El objetivo declarado de política económica de la administración Trump es incrementar el crecimiento en Estados Unidos de la tasa post-crisis financiera de 2 a por lo menos 3 por ciento.

En términos históricos, alcanzar ese nivel de crecimiento no es imposible. El crecimiento real (descontando la inflación) del PIB rebasó el 3 por ciento en 2005-2006 y alcanzó el 4 por ciento en el periodo 1997-2000. En cada uno de los últimos dos trimestres la economía ha crecido a una tasa anualizada de 3 por ciento. La cuestión es si ese ritmo de crecimiento puede sostenerse.

A pesar del bajo desempleo (4,1 por ciento en diciembre) la economía estadounidense no está en un nivel de pleno empleo, ni se encuentra constreñida por el lado de la oferta de trabajo, como algunos han argumentado. La razón empleo-población se ha incrementado de 58 por ciento, su nivel más bajo después de la crisis, a un nivel ligeramente superior al 60 por ciento, pero todavía se encuentra tres puntos porcentuales por debajo del nivel de 2007 y cinco puntos por debajo de su punto más alto en 2000. Aunque muchos trabajadores se retiraron durante o después de la recesión post-crisis, algunos podrían ser atraídos nuevamente para trabajar a cambio de un salario. Y aunque la inmigración neta se ha ralentizado, podría recuperar fuerza si se necesitaran más trabajadores.

Debido a que la inversión en infraestructura y el proteccionismo duro han sido (aparentemente) retirados del orden del día, la estrategia de crecimiento propuesta por Trump y los republicanos en el congreso ahora se reduce a la reforma fiscal promulgada precipitadamente en diciembre. Esa reforma despliega una importante reducción en la tasa de impuestos para las empresas y en materia de depreciación acelerada para las inversiones en capital y podría tener dos efectos distintos: un efecto de política fiscal sobre la demanda agregada y un efecto por el lado de la oferta sobre la capacidad productiva de la economía.
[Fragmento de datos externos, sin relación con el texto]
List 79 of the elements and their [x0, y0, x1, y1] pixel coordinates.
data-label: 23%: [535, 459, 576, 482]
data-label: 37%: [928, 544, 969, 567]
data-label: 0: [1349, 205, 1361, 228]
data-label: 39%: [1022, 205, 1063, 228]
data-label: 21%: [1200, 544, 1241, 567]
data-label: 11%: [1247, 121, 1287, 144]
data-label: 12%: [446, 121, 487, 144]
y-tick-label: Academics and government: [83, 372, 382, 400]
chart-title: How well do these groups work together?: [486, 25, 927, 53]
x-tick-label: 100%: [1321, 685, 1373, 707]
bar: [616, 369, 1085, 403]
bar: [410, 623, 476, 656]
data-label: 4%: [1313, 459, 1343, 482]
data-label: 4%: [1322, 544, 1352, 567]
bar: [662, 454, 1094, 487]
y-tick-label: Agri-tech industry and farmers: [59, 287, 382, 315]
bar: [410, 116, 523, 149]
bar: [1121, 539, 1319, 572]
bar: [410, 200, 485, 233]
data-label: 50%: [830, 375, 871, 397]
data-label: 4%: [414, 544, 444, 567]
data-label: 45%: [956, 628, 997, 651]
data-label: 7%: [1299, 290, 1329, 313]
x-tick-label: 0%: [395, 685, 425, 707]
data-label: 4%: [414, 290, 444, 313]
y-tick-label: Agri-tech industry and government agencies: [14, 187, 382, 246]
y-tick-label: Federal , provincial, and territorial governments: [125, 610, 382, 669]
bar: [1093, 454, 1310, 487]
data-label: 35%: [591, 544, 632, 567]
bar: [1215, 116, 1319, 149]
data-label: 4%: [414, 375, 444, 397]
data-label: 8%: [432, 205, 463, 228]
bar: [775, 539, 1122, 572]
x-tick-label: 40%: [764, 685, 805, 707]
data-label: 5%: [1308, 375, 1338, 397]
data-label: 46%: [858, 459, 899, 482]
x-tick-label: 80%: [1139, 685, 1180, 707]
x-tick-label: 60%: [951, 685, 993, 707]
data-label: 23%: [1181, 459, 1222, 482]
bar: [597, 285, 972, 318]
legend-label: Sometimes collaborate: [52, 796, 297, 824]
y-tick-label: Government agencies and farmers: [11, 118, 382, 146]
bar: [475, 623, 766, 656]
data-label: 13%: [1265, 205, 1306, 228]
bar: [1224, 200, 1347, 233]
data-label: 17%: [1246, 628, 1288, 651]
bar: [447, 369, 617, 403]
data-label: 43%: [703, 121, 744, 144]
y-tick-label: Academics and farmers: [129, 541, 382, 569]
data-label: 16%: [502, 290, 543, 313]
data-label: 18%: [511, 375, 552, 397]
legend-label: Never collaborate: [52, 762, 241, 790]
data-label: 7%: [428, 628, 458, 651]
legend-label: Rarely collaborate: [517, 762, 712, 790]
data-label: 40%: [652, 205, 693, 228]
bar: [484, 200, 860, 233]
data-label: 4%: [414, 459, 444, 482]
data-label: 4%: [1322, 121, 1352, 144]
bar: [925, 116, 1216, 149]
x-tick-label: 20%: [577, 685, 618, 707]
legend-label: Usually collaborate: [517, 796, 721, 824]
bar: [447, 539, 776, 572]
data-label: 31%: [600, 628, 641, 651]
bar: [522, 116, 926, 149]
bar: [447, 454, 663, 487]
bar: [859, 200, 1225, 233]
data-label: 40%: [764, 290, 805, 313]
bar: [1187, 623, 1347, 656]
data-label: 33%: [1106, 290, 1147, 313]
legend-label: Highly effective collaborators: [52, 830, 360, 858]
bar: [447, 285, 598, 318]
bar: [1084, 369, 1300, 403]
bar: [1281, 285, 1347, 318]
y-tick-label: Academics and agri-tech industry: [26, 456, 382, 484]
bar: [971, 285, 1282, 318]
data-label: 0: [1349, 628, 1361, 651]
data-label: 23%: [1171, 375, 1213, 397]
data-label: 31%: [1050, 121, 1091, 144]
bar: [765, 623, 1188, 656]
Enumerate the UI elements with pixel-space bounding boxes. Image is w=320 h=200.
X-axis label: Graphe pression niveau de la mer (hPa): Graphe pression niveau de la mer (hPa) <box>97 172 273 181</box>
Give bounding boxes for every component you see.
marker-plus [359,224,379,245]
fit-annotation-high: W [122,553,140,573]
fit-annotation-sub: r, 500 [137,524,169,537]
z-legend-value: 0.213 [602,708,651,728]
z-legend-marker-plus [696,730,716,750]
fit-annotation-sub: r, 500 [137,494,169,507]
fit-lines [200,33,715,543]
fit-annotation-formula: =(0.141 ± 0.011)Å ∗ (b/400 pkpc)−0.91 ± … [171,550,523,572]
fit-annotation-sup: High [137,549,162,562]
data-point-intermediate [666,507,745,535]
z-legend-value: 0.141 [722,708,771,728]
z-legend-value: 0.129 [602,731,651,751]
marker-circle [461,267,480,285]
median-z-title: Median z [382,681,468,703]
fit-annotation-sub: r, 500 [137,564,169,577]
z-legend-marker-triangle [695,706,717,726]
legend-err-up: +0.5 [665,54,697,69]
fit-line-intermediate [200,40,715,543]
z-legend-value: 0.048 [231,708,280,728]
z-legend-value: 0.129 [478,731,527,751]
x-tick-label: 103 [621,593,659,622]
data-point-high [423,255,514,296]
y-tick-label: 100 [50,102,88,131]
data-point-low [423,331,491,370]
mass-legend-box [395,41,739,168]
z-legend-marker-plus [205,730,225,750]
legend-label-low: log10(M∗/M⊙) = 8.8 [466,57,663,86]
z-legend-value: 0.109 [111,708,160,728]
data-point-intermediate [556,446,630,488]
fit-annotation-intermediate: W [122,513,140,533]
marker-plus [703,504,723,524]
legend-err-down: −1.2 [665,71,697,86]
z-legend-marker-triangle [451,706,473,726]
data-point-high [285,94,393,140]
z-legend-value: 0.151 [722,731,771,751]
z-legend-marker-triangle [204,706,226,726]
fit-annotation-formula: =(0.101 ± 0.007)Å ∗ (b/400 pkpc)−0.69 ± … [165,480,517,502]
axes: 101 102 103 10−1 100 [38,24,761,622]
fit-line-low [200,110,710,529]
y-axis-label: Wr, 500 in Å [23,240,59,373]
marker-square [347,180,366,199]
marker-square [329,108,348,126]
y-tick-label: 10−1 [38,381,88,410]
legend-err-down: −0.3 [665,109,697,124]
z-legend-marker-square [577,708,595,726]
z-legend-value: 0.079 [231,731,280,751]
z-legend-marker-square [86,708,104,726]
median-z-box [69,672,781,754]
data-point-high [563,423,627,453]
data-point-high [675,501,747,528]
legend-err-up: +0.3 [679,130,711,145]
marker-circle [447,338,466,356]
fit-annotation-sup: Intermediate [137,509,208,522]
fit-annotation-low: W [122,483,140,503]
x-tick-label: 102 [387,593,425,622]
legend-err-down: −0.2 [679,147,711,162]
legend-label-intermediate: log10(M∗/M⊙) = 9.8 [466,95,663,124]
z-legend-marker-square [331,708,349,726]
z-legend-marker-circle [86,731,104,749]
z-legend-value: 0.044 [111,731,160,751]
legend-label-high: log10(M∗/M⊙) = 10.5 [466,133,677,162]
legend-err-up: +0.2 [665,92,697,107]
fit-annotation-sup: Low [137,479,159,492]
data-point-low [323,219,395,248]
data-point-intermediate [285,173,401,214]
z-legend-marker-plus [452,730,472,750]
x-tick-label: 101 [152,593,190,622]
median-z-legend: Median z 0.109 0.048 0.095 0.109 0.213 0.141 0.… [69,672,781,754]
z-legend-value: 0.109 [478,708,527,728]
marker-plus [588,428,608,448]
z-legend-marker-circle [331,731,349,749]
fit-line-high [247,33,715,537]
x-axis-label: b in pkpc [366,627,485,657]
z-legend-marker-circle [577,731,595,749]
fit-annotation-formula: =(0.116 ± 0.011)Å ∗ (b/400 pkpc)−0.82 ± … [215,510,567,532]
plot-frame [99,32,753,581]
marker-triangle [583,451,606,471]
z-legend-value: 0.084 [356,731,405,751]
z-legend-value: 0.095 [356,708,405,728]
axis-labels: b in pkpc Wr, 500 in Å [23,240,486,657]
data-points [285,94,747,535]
Durante los primeros cuatro años en la vida de esta reforma fiscal, cuando los efectos netos de las reducciones de impuestos serán iguales a aproximadamente el 0,9 por ciento del PIB anual, el efecto de estímulo dependerá de la proporción del ingreso privado que sea gastado cada año y del multiplicador fiscal aplicado a ese gasto. Suponiendo (con generosidad) que el 60 por ciento del ingreso privado adicional sea gastado cada año, y que el multiplicador fiscal sea 1,5, el recorte fiscal añadiría inicialmente casi un punto porcentual a la tasa de crecimiento del PIB. Pero ese efecto sería por una sola vez. El PIB anual aumentaría por una sola vez, pero la tasa de crecimiento de largo plazo no se vería afectada.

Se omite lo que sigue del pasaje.